The day of the Agricultural Fair approached and passions rose in the village. In the shop Lydia heard rumours of men who sat up all night amongst their carrots, a shotgun across their knees for fear of jealous rivals who would come under cover of darkness to pour paraquat on the feathery fronds; of women who stood all night in their kitchens baking, baking in the quest for the one, the perfect, cake or loaf. In the hills men and women were combing and washing and polishing chosen animals to a
Vogue
-like perfection of appearance, winners determined to hold their titles, aspirants determined to displace them.

‘Oo-er,’ said Lydia. ‘They alarm me. I begin to get some idea of what the Roman games must’ve been like.’

‘All villages are the same,’ said Betty. She had acquired a copy of the rules of the various competitions and was reading it. ‘There’s a section here for the most prettily arranged salad. Shall I try?’

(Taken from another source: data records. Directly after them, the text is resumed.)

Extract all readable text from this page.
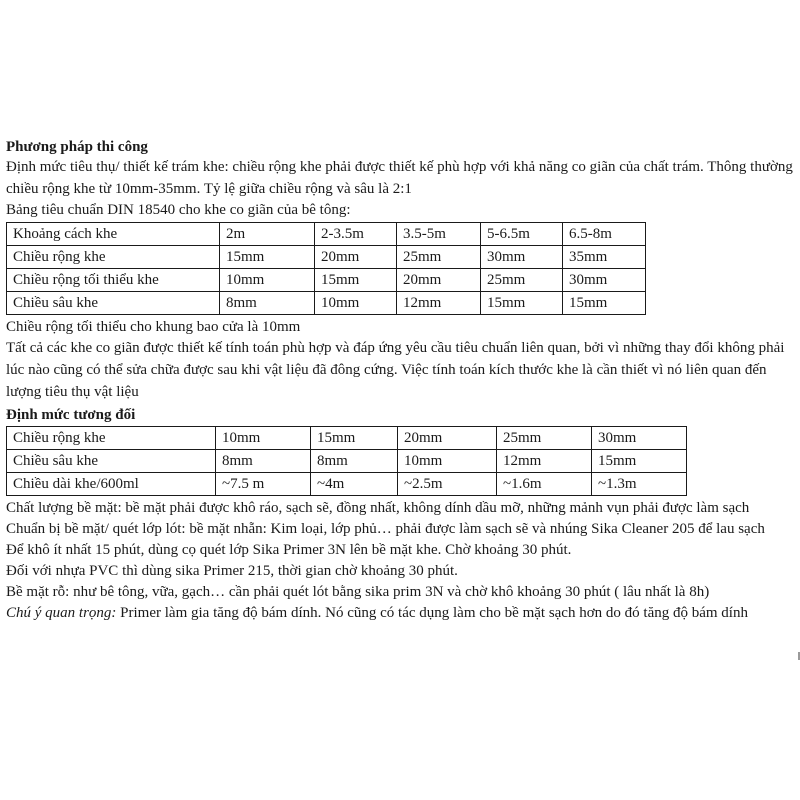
Phương pháp thi công

Định mức tiêu thụ/ thiết kế trám khe: chiều rộng khe phải được thiết kế phù hợp với khả năng co giãn của chất trám. Thông thường chiều rộng khe từ 10mm-35mm. Tỷ lệ giữa chiều rộng và sâu là 2:1

Bảng tiêu chuẩn DIN 18540 cho khe co giãn của bê tông:

Khoảng cách khe	2m	2-3.5m	3.5-5m	5-6.5m	6.5-8m
Chiều rộng khe	15mm	20mm	25mm	30mm	35mm
Chiều rộng tối thiểu khe	10mm	15mm	20mm	25mm	30mm
Chiều sâu khe	8mm	10mm	12mm	15mm	15mm

Chiều rộng tối thiểu cho khung bao cửa là 10mm

Tất cả các khe co giãn được thiết kế tính toán phù hợp và đáp ứng yêu cầu tiêu chuẩn liên quan, bởi vì những thay đổi không phải lúc nào cũng có thể sửa chữa được sau khi vật liệu đã đông cứng. Việc tính toán kích thước khe là cần thiết vì nó liên quan đến lượng tiêu thụ vật liệu

Định mức tương đối

Chiều rộng khe	10mm	15mm	20mm	25mm	30mm
Chiều sâu khe	8mm	8mm	10mm	12mm	15mm
Chiều dài khe/600ml	~7.5 m	~4m	~2.5m	~1.6m	~1.3m

Chất lượng bề mặt: bề mặt phải được khô ráo, sạch sẽ, đồng nhất, không dính dầu mỡ, những mảnh vụn phải được làm sạch

Chuẩn bị bề mặt/ quét lớp lót: bề mặt nhẵn: Kim loại, lớp phủ… phải được làm sạch sẽ và nhúng Sika Cleaner 205 để lau sạch

Để khô ít nhất 15 phút, dùng cọ quét lớp Sika Primer 3N lên bề mặt khe. Chờ khoảng 30 phút.

Đối với nhựa PVC thì dùng sika Primer 215, thời gian chờ khoảng 30 phút.

Bề mặt rỗ: như bê tông, vữa, gạch… cần phải quét lót bằng sika prim 3N và chờ khô khoảng 30 phút ( lâu nhất là 8h)

Chú ý quan trọng: Primer làm gia tăng độ bám dính. Nó cũng có tác dụng làm cho bề mặt sạch hơn do đó tăng độ bám dính
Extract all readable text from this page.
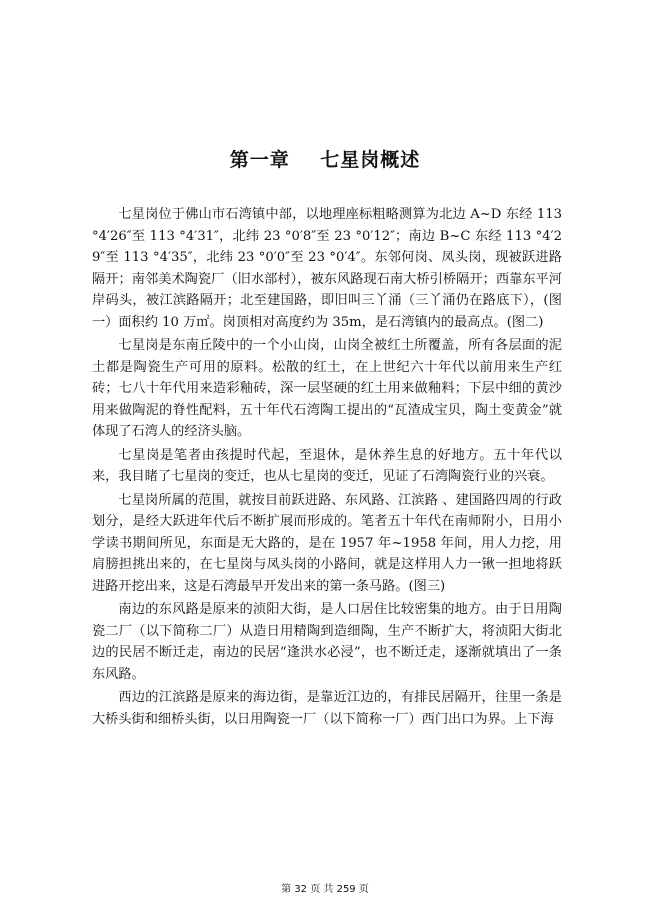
第一章    七星岗概述

七星岗位于佛山市石湾镇中部，以地理座标粗略测算为北边 A~D 东经 113 °4′26″至 113 °4′31″，北纬 23 °0′8″至 23 °0′12″；南边 B~C 东经 113 °4′29″至 113 °4′35″，北纬 23 °0′0″至 23 °0′4″。东邻何岗、凤头岗，现被跃进路隔开；南邻美术陶瓷厂（旧水部村），被东风路现石南大桥引桥隔开；西靠东平河岸码头，被江滨路隔开；北至建国路，即旧叫三丫涌（三丫涌仍在路底下），(图一）面积约 10 万㎡。岗顶相对高度约为 35m，是石湾镇内的最高点。(图二)

七星岗是东南丘陵中的一个小山岗，山岗全被红土所覆盖，所有各层面的泥土都是陶瓷生产可用的原料。松散的红土，在上世纪六十年代以前用来生产红砖；七八十年代用来造彩釉砖，深一层坚硬的红土用来做釉料；下层中细的黄沙用来做陶泥的脊性配料，五十年代石湾陶工提出的“瓦渣成宝贝，陶土变黄金”就体现了石湾人的经济头脑。

七星岗是笔者由孩提时代起，至退休，是休养生息的好地方。五十年代以来，我目睹了七星岗的变迁，也从七星岗的变迁，见证了石湾陶瓷行业的兴衰。

七星岗所属的范围，就按目前跃进路、东风路、江滨路 、建国路四周的行政划分，是经大跃进年代后不断扩展而形成的。笔者五十年代在南师附小，日用小学读书期间所见，东面是无大路的，是在 1957 年~1958 年间，用人力挖，用肩膀担挑出来的，在七星岗与凤头岗的小路间，就是这样用人力一锹一担地将跃进路开挖出来，这是石湾最早开发出来的第一条马路。(图三)

南边的东风路是原来的浈阳大街，是人口居住比较密集的地方。由于日用陶瓷二厂（以下简称二厂）从造日用精陶到造细陶，生产不断扩大，将浈阳大街北边的民居不断迁走，南边的民居“逢洪水必浸”，也不断迁走，逐渐就填出了一条东风路。

西边的江滨路是原来的海边街，是靠近江边的，有排民居隔开，往里一条是大桥头街和细桥头街，以日用陶瓷一厂（以下简称一厂）西门出口为界。上下海

第 32 页 共 259 页
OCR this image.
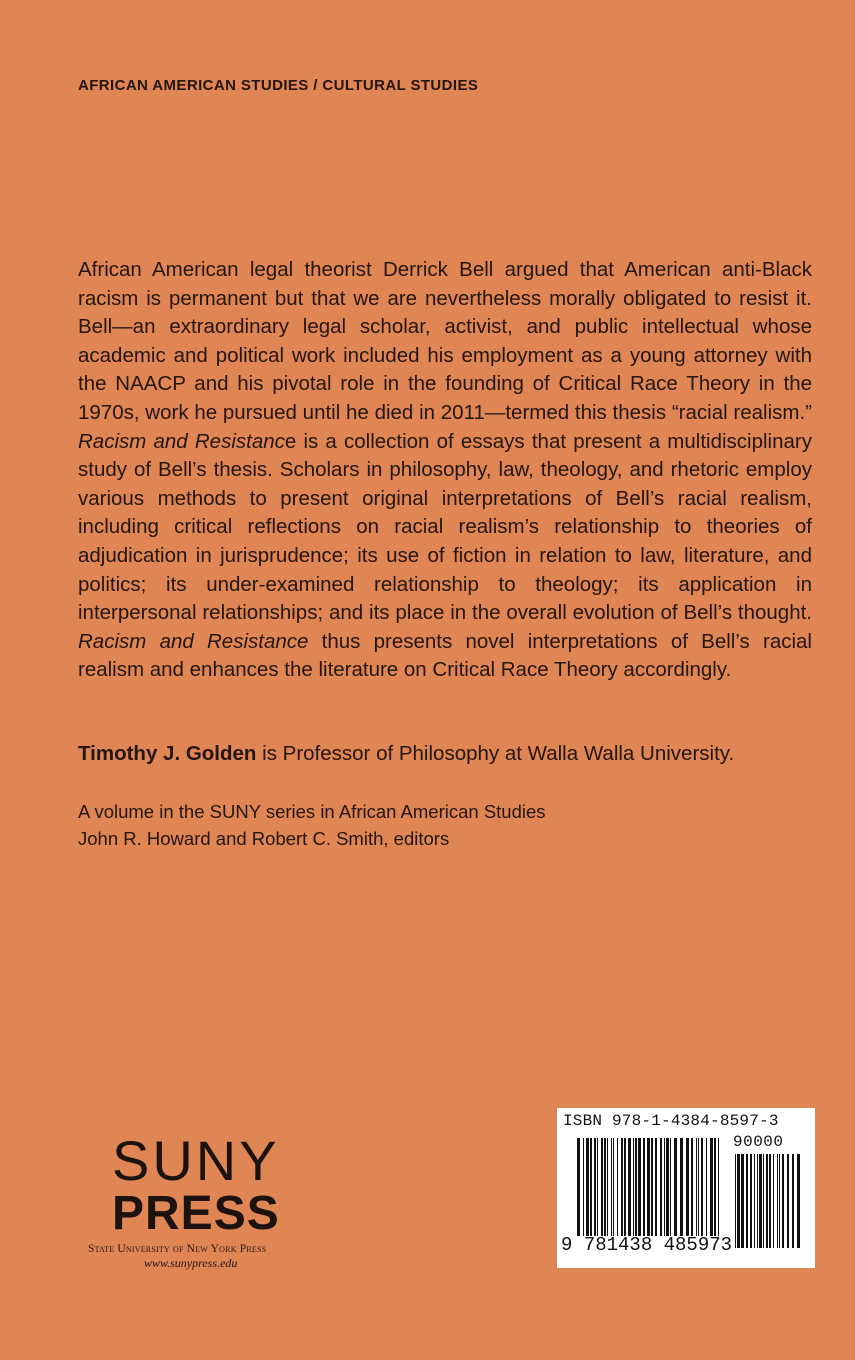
AFRICAN AMERICAN STUDIES / CULTURAL STUDIES

African American legal theorist Derrick Bell argued that American anti-Black racism is permanent but that we are nevertheless morally obligated to resist it. Bell—an extraordinary legal scholar, activist, and public intellectual whose academic and political work included his employment as a young attorney with the NAACP and his pivotal role in the founding of Critical Race Theory in the 1970s, work he pursued until he died in 2011—termed this thesis “racial realism.” Racism and Resistance is a collection of essays that present a multidisciplinary study of Bell’s thesis. Scholars in philosophy, law, theology, and rhetoric employ various methods to present original interpretations of Bell’s racial realism, including critical reflections on racial realism’s relationship to theories of adjudication in jurisprudence; its use of fiction in relation to law, literature, and politics; its under-examined relationship to theology; its application in interpersonal relationships; and its place in the overall evolution of Bell’s thought. Racism and Resistance thus presents novel interpretations of Bell’s racial realism and enhances the literature on Critical Race Theory accordingly.

Timothy J. Golden is Professor of Philosophy at Walla Walla University.

A volume in the SUNY series in African American Studies
John R. Howard and Robert C. Smith, editors
SUNY
PRESS
State University of New York Press
www.sunypress.edu
ISBN 978-1-4384-8597-3
90000
9 781438 485973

‘You wouldn’t stand a cat in hell’s chance,’ said Lydia. ‘It’s all rigged beforehand.’ She had now grown quite used to Betty who had, on the whole, been very patient with her; and, once accepted, it was restful having someone around to do the cooking and the washing-up. She had so far relented towards Betty that she did not wish to see her disappointed. ‘We’ll just go along as onlookers,’ she said, ‘and cheer whenever it seems appropriate. Then they won’t be cross with us for interfering in their primitive rituals.’

‘Do you want to go to it?’ asked Betty, looking up in surprise. ‘I’d have thought you’d be bored.’

‘Nothing would persuade me to miss it,’ said Lydia. ‘I always go to tribal events, wherever I am.’

For some reason this made her think of Finn, and she stood still for a moment, again waiting cautiously for any twinges of anguish, any signs of unhealed wounds. There were none. She didn’t even wish he’d break a leg. She didn’t care if he broke a leg or not. She looked across the stream, through the leaves at the distant field; at the nettles and the meadow-sweet and the wild roses; down at the camomile daisies crushed under her feet.

‘Very, very pretty,’ she approved, aloud. She was cured. Oh, the relief.

‘You’re looking much better recently,’ said Betty, observing this show of gladness. ‘Have you quite stopped hearing things?’

‘Not so much as a titter,’ Lydia answered her, breathing deeply. Now she could get on with life, concern herself with the large airy matters like God and death and the problem of suffering; forget, for a while, the goblin things – sex and money and regular meals.